Publication: Militant Leadership Monitor Volume: 9 Issue: 12

In August 2016, the Islamic State designated Abu Mus’ab al-Barnawi as the new leader of its Islamic State in West Africa Province (ISWAP) (Jihadology, August 3, 2016). Abubakar Shekau, in turn, was dropped from that position, leading him to revive Jamā’at Ahl al-Sunnah li-l-Da’wah wa-l-Jihād (commonly referred to as Boko Haram), which had been dormant since 2014. Prior to the “promotion” of al-Barnawi, Mamman Nur, a longtime group member who has significant jihadist connections abroad, and Abu Fatima, a top battlefield commander, delivered sermons to their fighters decrying Shekau’s excessive brutality, unpredictability and failure to abide by the Islamic State’s orders (Sahara Reporters, August 5, 2016). It was only after their sermons that the Islamic State finally announced the leadership change from Shekau to al-Barnawi, suggesting the two events were connected.

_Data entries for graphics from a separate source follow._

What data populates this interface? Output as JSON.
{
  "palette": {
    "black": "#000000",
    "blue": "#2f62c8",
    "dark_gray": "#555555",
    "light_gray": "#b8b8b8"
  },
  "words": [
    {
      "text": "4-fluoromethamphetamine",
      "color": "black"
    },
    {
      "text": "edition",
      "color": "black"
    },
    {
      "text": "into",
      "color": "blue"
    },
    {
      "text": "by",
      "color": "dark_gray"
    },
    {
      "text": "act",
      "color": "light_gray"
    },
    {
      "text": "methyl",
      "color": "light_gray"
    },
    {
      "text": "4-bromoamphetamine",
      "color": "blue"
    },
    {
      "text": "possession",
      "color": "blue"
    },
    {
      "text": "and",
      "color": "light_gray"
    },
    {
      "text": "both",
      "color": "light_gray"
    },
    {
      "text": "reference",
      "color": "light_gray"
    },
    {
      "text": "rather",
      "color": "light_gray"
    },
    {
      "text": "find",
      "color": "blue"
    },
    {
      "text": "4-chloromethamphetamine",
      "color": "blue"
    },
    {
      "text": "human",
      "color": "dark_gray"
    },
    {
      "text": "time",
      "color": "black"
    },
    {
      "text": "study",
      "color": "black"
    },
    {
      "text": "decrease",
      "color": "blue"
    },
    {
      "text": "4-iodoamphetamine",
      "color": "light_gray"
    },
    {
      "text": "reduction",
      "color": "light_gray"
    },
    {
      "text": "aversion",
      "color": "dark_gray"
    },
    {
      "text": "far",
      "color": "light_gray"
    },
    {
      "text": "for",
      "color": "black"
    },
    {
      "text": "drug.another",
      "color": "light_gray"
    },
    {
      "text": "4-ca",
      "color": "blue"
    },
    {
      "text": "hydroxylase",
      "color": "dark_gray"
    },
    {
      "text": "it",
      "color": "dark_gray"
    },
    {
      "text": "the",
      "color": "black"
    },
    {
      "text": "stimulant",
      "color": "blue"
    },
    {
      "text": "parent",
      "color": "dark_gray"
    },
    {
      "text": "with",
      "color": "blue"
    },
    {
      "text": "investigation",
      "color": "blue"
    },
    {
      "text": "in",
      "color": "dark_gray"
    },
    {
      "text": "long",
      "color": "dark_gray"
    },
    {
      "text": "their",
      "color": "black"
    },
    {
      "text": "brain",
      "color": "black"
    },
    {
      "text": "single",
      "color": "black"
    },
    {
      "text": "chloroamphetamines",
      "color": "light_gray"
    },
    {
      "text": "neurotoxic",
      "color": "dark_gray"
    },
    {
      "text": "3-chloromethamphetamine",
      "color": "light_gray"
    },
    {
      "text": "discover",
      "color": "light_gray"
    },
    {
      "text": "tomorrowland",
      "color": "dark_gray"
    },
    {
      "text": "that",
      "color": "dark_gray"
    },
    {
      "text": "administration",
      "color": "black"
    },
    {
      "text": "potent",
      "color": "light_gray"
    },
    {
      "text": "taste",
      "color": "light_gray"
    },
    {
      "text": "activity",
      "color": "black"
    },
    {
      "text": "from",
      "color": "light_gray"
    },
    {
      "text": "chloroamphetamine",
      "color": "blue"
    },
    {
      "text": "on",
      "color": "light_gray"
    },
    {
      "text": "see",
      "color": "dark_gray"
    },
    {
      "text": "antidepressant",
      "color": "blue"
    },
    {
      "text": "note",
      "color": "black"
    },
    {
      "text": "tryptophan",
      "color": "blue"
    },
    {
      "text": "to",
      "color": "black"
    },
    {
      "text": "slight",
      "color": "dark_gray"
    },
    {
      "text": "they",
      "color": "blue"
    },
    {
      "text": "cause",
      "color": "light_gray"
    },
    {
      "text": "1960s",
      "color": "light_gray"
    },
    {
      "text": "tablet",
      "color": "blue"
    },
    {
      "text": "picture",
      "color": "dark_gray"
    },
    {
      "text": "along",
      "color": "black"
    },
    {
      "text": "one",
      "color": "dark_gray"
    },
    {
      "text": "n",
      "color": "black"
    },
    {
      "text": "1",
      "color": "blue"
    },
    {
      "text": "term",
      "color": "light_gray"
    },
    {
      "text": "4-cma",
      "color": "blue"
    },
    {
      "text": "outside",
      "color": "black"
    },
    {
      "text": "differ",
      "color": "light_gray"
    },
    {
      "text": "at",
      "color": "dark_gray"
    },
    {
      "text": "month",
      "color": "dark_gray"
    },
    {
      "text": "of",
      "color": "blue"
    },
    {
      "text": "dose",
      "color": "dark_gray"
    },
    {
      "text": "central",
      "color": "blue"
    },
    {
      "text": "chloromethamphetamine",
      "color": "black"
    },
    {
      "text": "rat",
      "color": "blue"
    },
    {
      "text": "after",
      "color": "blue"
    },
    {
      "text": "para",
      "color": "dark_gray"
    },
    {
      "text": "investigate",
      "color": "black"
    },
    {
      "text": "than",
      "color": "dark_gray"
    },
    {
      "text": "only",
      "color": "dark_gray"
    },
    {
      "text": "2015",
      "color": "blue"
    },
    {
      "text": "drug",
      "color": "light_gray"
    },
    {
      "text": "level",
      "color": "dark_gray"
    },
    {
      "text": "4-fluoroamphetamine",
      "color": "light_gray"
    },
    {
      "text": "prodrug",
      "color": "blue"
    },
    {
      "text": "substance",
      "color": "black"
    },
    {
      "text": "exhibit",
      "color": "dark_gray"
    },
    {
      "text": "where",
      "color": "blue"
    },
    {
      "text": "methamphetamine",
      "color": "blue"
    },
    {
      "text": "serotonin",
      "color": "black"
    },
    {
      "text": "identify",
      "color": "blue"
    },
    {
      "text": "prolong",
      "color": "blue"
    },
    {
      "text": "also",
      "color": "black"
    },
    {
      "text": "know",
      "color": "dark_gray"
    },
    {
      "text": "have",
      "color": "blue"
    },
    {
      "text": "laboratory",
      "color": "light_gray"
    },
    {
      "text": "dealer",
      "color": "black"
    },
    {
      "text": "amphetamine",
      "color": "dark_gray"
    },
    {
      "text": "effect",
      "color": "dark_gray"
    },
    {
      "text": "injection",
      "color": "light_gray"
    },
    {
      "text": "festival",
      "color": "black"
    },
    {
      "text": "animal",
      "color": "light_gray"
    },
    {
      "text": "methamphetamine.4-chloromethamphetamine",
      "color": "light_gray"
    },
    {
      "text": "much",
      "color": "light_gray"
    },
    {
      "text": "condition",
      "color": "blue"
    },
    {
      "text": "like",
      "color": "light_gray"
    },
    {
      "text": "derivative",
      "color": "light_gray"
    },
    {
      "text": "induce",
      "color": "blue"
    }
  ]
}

Two years later, however, Nur fell out of the Islamic State’s favor and the group ordered ISWAP commanders to kill him, which occurred in September (Daily Trust, September 14). The apparent proximate reason for ordering the purge of Nur was that the Islamic State suspected Nur received some payments on the side when ISWAP released around 100 Muslim schoolgirls kidnapped from Dapchi back to their villages, even though Islamic State approved the return itself (Vanguard, March 24). More broadly, however, Nur—with his former al-Qaeda relationships—seems to have been insufficiently loyal to the Islamic State, at least compared to other hardliners in ISWAP.

These changes in ISWAP—namely the purge of Nur and its apparent hardline turn—leave Abu Mus’ab al-Barnawi somewhat weaker than he was at the time of his promotion in August 2016. At the same time, Abubakar Shekau reappeared in a video from his faction in November for the first time since July (, November 9). Since then, his faction has released several videos showing attacks on military barracks and reiterating the group’s ideology and continued support for the Islamic State despite not formally being in the organization (Jihadology, November 9). Moreover, these videos emulate the Islamic State’s style to such an extent that it seems some of the group’s members are either overlooking these “copyright infringements,” or, perhaps more likely, they are collaborating with Shekau’s faction on media, if not other areas (Jihadology, November 9).

What does this mean? There could yet be another factional realignment between ISWAP and Shekau’s faction, pitting Abu Mus’ab al-Barnawi against his rival, Shekau. If this is the case, the key question is where will ISWAP’s hardliners stand—with al-Barnawi or Shekau?